Objective quality assessment of product noise
Lena Schell-Majoor works in the Project Group for Hearing, Speech and Audio Technology of the Fraunhofer IDMT in the area of audio quality and auditory modelling. She is currently completing her doctoral degree on the subject of quality assessment of noise in the Department for Medical Physics and Acoustics at the Carl von Ossietzky University Oldenburg. In 2015, Schell-Majoor received the »For Women in Science« advancement award of the German Commission for UNESCO, L´Oréal Deutschland and the Christiane Nüsslein-Volhard Foundation.
Lena, you are conducting research on the quality assessment of noise. What does that involve exactly?
The goal of the research work is to find out which acoustic characteristics of a noise account for the perceived sound quality. For example, why is the noise of a car door closing perceived as a being a higher-quality sound for one manufacturer compared with another? When does a technical noise convey the impression that a product is functioning reliably, and when does it become annoying? Can a vacuum cleaner sound powerful even though it is quiet? These are all questions that psychoacoustics attempts to answer. Psychoacoustics essentially sets out to establish the relationship between physical measured variables and subjective perception. The aim of my work is to allow reliable prediction of the perceived sound quality of technical noises.
How do you proceed in your work?
In a first step, I conducted a study with a total of thirty test persons in order to obtain a data set with subjective hearing perceptions and assessments. For this purpose, I played different noises, such as those produced by electric shavers or vacuum cleaners, to the test persons. The test persons had to assess the extent to which they perceived the noises as being characterised by roughness, sharpness, tonality, loudness and annoyance. In a second step, I will now compare these subjective assessments with an auditory model.

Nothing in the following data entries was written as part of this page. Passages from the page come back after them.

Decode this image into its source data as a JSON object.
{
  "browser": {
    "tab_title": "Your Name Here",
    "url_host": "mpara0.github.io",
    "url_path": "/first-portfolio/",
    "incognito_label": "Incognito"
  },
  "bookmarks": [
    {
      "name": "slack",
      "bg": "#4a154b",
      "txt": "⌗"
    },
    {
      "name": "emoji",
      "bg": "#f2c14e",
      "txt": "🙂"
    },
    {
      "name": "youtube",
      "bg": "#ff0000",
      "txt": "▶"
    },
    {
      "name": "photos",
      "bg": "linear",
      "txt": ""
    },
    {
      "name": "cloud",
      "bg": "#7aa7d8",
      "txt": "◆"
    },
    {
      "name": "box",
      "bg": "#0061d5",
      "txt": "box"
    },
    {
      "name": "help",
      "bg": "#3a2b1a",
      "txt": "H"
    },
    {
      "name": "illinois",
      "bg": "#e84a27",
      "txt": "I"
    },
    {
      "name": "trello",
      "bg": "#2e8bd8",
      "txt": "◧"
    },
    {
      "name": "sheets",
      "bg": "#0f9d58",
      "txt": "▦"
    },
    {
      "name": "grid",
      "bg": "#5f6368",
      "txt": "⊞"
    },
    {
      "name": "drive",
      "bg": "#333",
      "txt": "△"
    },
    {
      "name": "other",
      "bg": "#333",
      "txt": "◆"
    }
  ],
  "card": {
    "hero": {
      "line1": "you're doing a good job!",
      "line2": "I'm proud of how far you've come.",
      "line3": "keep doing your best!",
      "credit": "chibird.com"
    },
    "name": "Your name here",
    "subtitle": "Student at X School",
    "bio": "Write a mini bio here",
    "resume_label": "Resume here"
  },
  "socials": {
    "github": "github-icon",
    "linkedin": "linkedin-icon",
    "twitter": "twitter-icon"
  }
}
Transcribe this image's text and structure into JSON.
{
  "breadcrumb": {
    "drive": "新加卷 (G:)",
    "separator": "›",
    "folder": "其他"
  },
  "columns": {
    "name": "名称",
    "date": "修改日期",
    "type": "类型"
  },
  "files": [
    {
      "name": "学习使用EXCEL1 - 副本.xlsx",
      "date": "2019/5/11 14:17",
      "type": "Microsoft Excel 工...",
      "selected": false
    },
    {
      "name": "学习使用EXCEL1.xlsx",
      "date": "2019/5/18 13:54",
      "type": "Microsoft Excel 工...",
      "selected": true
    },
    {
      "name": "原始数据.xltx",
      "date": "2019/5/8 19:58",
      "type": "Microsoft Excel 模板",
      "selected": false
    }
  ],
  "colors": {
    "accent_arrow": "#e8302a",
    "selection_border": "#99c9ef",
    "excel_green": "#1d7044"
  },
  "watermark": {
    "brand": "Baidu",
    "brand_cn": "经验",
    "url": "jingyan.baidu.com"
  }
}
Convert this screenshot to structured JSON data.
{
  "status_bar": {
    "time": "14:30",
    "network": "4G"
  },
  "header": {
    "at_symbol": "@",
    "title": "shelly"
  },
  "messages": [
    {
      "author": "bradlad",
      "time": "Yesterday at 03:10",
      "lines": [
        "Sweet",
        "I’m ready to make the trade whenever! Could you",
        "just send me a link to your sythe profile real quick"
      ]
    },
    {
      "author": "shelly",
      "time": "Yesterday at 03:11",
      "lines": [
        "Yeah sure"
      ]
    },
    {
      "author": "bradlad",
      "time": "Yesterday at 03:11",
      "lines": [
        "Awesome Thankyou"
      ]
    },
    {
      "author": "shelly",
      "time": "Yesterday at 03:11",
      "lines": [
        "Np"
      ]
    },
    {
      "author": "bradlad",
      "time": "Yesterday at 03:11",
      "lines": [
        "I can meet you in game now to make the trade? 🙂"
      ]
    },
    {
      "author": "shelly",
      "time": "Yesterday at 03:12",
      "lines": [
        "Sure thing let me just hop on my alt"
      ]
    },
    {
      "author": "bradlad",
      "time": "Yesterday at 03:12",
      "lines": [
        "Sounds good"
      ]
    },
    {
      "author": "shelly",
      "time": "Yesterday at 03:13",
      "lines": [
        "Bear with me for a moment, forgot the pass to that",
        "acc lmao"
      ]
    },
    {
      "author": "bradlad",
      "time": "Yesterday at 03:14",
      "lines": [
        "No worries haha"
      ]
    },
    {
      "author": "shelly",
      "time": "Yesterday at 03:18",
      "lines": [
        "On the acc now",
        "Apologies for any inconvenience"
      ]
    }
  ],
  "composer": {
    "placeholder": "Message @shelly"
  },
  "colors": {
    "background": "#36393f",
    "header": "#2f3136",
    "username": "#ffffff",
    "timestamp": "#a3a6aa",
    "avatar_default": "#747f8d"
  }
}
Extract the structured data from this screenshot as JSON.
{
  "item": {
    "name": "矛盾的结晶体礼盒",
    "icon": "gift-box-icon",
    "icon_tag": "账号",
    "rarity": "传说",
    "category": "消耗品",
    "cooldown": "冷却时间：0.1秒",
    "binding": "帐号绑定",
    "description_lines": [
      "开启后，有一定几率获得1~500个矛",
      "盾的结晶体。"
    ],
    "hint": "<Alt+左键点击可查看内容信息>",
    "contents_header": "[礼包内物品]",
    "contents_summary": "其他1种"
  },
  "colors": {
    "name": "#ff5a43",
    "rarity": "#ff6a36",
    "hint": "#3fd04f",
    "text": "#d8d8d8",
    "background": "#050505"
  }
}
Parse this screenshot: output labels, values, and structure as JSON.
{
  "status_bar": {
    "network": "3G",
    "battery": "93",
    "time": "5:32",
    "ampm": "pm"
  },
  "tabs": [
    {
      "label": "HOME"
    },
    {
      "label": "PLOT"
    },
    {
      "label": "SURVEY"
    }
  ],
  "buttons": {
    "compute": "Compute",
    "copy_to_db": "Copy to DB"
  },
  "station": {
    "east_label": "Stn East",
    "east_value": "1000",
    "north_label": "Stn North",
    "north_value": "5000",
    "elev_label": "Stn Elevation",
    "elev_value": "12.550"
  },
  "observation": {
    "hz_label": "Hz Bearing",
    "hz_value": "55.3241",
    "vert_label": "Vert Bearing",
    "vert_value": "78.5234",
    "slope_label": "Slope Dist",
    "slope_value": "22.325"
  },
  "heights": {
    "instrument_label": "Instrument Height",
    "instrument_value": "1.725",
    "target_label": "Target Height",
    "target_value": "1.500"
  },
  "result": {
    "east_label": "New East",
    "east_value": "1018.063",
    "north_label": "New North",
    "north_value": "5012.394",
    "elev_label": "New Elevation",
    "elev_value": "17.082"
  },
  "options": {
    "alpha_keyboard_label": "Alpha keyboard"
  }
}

What is an »auditory model«?
An »auditory model« is a computer model, that is to say an algorithm, which simulates the function of hearing. The model I use transforms the original signal so that only the components remain that are relevant for human perception. It is therefore called PEMO, which is short for perception model, and was developed in the Oldenburg hearing research institute. The model takes into account, for example, the accuracy with which temporal or spectral signal characteristics can be perceived.
Does the computer model also contain noise characteristics such as roughness or sharpness?
That is what I am trying to find out. I am investigating whether these noise characteristics are mapped in the model representation of the signal. And above all whether they are mapped in the same way as the test persons assessed the individual characteristics. There are naturally differences in the assessments of the test persons, but the mean overall results make it possible to draw relevant conclusions. The goal is to use the model to predict how the characteristics of a noise will be assessed.
Does this approach not exist yet?
There are various approaches in this area, but I am so far not aware of any other method that is based on such a comprehensive auditory model. In particular, previously known methods for sound assessment were almost always developed for a quite specific application. The aim of my research work is to permit reliable prediction of subjective hearing perception for a wide spectrum of noises.
Where can methods for automatic sound assessment be used?
The noise of a product, such as a car or vacuum cleaner, is more and more important for the purchase decision nowadays. That is why manufacturers increasingly try to make the noise as pleasant as possible and to ensure that it matches the product. However, it is often technically impossible or undesirable that products do not make any noise at all. The operating noise of a hair dryer, electric shaver or vacuum cleaner provides the user with important feedback on the performance and function of the device. In order to know whether users like the noises produced by products, it has been necessary so far to conduct hearing studies with a large number of test persons. That is very time-consuming and expensive. A computer model can achieve significant time and cost savings here.